Мы согласно кивнули. Крылья являлись весьма важной частью сложного механизма, называемого в околонаучных индейских кругах «железной птицей». От их крепости зависело многое, как и от крепости «первака», выпитого накануне первым пилотом. Крылья - это основа летучести, если ты не газ! Ведь бескрылых птиц, несправедливо обзываемых именем волосатой тропической картошки, ничтожно мало на планете Земля. А с одним крылом могла летать только Алла Борисовна да и то в песнях...

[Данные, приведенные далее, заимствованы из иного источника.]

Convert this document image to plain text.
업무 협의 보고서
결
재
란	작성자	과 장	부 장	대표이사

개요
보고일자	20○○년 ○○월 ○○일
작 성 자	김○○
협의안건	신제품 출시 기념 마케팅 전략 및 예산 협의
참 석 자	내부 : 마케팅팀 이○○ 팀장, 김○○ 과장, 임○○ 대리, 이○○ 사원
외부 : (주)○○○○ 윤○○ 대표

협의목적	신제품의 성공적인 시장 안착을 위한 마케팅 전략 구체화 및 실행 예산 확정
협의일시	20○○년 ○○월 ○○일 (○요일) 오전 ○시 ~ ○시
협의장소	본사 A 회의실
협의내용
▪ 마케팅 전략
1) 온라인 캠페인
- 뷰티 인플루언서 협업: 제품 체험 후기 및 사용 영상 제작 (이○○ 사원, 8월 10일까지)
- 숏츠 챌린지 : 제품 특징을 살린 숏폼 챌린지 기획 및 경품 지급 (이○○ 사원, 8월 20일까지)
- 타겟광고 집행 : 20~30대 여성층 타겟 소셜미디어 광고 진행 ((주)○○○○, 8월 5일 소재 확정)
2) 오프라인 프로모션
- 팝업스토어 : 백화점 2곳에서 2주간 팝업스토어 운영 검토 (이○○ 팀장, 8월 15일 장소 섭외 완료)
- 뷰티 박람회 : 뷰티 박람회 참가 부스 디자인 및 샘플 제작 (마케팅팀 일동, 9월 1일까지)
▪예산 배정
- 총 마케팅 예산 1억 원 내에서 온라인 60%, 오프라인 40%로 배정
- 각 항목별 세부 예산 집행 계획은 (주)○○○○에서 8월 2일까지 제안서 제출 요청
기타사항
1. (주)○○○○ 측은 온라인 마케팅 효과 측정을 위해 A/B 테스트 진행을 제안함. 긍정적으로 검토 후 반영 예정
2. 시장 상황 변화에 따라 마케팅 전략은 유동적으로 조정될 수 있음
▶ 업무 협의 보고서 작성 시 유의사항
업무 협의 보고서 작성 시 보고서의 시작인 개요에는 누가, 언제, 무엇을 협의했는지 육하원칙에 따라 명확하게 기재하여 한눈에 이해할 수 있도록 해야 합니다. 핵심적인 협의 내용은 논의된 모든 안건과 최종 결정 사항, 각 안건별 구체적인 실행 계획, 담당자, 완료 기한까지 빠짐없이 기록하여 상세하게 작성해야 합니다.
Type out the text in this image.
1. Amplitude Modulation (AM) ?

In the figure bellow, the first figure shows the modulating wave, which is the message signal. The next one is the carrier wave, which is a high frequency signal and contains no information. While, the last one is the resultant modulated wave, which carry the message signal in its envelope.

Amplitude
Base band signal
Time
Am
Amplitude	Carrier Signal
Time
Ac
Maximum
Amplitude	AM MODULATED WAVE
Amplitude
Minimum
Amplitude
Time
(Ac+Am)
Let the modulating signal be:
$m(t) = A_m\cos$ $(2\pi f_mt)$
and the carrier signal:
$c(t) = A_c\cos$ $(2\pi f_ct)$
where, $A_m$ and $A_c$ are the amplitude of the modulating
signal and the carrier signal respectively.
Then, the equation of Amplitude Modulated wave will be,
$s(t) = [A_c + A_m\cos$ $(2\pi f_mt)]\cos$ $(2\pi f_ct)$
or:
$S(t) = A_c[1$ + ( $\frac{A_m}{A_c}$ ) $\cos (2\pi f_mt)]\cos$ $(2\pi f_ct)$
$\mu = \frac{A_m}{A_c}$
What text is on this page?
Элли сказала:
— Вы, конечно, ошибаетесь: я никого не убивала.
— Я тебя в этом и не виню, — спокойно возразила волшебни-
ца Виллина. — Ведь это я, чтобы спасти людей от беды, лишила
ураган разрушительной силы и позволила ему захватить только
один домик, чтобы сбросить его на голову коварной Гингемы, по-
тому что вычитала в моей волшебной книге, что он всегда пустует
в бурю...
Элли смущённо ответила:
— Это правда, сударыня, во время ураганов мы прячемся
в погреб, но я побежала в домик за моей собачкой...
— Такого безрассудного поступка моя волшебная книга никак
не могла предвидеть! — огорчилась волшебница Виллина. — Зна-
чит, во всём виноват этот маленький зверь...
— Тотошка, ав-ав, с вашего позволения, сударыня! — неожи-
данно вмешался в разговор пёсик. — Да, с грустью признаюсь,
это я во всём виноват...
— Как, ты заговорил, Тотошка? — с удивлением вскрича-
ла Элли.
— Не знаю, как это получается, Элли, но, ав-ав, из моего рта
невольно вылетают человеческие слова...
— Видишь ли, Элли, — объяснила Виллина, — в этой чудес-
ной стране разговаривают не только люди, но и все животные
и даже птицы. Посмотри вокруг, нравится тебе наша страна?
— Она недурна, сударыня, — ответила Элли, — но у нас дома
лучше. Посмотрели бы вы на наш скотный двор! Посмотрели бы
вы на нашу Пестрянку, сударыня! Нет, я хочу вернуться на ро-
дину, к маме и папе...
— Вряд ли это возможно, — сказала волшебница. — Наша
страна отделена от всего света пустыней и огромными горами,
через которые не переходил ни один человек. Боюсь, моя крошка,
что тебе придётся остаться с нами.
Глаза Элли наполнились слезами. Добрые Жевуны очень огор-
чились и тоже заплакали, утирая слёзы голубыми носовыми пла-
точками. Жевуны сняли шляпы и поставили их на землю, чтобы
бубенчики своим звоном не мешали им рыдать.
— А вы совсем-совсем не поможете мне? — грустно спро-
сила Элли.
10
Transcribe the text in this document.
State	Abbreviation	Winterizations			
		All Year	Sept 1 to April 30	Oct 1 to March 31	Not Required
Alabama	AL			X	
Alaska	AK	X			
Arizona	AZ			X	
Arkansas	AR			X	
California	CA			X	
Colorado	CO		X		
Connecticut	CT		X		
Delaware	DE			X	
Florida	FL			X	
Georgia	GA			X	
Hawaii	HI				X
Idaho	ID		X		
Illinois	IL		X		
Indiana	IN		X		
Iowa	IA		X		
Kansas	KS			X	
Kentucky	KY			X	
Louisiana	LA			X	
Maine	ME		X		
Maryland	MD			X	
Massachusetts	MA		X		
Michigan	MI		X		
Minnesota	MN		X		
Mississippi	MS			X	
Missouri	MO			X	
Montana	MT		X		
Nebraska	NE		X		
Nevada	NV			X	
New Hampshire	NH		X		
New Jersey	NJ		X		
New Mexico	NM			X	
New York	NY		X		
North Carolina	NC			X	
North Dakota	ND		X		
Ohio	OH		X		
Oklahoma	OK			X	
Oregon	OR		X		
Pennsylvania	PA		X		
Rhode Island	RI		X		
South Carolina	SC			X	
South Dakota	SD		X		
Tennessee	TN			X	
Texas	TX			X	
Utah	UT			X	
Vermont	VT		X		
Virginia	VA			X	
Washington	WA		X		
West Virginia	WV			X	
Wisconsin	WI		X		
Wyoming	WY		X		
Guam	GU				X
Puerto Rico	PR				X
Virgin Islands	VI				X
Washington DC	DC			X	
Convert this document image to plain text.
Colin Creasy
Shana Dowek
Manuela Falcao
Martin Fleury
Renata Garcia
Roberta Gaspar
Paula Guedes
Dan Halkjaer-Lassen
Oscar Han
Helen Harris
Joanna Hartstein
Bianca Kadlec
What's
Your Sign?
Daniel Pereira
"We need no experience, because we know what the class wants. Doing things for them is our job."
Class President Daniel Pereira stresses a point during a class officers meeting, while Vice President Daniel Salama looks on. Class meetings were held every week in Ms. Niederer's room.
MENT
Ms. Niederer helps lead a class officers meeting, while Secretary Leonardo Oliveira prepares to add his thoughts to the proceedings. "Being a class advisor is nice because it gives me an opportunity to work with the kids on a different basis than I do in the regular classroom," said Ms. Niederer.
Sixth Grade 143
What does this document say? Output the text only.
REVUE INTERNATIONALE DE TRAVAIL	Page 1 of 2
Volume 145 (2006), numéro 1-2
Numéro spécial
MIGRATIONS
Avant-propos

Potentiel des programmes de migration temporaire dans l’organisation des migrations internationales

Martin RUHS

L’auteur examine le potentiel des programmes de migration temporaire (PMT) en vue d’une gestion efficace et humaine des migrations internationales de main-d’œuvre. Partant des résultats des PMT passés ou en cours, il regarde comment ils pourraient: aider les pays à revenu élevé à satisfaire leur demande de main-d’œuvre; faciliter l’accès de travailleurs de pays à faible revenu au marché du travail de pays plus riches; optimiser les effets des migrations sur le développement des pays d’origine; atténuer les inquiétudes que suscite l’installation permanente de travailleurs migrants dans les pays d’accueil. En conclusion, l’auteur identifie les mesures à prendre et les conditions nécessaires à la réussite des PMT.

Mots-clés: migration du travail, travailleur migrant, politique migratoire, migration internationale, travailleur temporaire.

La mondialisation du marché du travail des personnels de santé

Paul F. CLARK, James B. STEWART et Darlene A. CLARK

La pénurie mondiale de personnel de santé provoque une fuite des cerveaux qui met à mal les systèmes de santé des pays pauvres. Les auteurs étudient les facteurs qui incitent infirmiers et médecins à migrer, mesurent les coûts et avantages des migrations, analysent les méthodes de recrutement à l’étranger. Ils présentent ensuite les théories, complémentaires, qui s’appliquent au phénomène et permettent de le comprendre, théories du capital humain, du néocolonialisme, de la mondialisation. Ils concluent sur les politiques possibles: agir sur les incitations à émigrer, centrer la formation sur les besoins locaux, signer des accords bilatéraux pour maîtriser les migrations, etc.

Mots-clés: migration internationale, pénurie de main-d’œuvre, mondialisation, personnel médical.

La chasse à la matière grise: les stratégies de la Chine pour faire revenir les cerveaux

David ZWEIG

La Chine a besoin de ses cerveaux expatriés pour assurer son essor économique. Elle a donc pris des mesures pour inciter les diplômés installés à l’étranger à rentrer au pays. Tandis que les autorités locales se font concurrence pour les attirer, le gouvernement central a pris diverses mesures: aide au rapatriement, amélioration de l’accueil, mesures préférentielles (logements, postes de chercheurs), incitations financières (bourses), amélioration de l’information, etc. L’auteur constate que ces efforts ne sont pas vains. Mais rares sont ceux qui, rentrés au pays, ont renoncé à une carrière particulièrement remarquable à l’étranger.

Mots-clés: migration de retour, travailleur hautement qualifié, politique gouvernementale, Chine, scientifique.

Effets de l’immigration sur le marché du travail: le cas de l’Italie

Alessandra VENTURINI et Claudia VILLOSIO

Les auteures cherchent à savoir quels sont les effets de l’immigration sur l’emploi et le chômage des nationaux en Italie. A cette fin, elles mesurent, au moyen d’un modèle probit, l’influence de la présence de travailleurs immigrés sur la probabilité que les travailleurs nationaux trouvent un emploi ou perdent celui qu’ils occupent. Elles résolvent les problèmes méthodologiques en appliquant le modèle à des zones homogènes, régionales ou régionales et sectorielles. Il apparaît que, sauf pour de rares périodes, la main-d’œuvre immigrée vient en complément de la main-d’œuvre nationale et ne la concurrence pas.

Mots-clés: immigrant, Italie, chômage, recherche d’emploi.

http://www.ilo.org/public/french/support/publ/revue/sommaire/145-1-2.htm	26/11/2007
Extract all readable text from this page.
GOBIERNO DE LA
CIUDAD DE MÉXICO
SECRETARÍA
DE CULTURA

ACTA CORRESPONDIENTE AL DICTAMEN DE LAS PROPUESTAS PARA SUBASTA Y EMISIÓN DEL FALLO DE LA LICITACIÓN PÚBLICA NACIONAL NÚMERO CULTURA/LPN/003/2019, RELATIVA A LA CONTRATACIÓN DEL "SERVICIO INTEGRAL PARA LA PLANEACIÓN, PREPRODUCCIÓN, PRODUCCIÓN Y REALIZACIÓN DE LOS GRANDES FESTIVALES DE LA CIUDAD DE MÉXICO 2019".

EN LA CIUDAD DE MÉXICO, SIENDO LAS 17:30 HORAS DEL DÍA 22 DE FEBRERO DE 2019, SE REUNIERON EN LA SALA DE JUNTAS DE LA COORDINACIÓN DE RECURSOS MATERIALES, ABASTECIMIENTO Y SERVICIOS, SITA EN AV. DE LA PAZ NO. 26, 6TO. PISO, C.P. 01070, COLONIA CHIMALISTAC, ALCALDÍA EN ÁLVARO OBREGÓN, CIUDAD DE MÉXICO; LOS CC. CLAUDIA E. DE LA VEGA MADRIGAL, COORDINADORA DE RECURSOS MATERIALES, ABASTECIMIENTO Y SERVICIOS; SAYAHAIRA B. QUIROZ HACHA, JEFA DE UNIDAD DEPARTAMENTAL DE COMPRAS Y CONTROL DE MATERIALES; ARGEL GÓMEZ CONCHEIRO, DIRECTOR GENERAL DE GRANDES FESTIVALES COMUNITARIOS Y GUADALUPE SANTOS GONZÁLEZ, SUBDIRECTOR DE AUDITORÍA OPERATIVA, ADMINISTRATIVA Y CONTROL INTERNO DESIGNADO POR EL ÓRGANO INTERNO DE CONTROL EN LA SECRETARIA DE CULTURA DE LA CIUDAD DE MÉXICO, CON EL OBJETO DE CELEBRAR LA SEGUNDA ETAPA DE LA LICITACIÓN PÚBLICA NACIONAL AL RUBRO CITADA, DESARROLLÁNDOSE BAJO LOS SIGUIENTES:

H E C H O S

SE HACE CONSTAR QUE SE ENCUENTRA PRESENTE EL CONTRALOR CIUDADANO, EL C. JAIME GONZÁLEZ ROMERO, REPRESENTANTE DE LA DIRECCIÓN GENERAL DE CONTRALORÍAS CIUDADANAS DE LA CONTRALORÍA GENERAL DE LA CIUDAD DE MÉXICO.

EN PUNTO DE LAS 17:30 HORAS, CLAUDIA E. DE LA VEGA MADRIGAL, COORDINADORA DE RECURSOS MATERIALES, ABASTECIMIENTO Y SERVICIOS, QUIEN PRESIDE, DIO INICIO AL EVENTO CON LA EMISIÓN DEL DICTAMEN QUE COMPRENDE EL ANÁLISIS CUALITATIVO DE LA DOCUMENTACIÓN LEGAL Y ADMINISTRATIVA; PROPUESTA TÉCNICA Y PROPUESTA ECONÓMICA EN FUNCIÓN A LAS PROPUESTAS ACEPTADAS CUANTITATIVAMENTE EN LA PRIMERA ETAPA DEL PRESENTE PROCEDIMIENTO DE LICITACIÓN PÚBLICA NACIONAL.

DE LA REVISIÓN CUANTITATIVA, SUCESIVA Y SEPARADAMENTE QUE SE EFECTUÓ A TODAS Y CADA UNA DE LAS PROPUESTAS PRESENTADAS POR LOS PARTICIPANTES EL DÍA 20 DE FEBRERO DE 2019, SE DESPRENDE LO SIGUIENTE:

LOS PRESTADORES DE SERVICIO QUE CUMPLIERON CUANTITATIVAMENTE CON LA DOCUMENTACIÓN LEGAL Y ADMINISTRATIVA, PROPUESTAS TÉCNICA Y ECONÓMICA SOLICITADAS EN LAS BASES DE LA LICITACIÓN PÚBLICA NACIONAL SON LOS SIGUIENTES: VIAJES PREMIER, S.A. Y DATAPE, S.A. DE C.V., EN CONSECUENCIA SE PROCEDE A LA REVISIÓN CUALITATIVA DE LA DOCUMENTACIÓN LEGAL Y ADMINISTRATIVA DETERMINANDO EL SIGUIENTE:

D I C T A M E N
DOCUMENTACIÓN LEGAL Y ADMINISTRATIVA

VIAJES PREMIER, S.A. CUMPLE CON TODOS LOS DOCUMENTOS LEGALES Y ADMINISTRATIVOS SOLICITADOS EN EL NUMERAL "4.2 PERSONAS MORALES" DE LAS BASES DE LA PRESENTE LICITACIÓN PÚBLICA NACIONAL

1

Пятнадцатиграммовый колпачок-стакашек заметался в наших жарко-жадных руках, наливался-осушался, наливался-осушался. До взлёта нужно было успеть выпить за многое, иначе, если верить приметам, вполне могло произойти что-то из ряда вон выходящее, например, вместо ожидаемого взлёта случилось бы падение на бок. Пассажиры с лёгким недоумением и криворожьем прислушивались к нашим громким тостам.
- За подвижность элеронов!
- За высоту октанового числа топлива!
- За хвостовое оперение!
- За выдержку вооон той (с трещиной) обшивки!

Я попытался лихо вскочить, но ударился чем-то вверху о кривой потолок и пригнулся, тормоша раскрасневшихся, с неестественно блестящими глазами пацанов:
- Ребята! Ша! Давай по последней и пошли. Нам ещё самолет в воздух поднимать!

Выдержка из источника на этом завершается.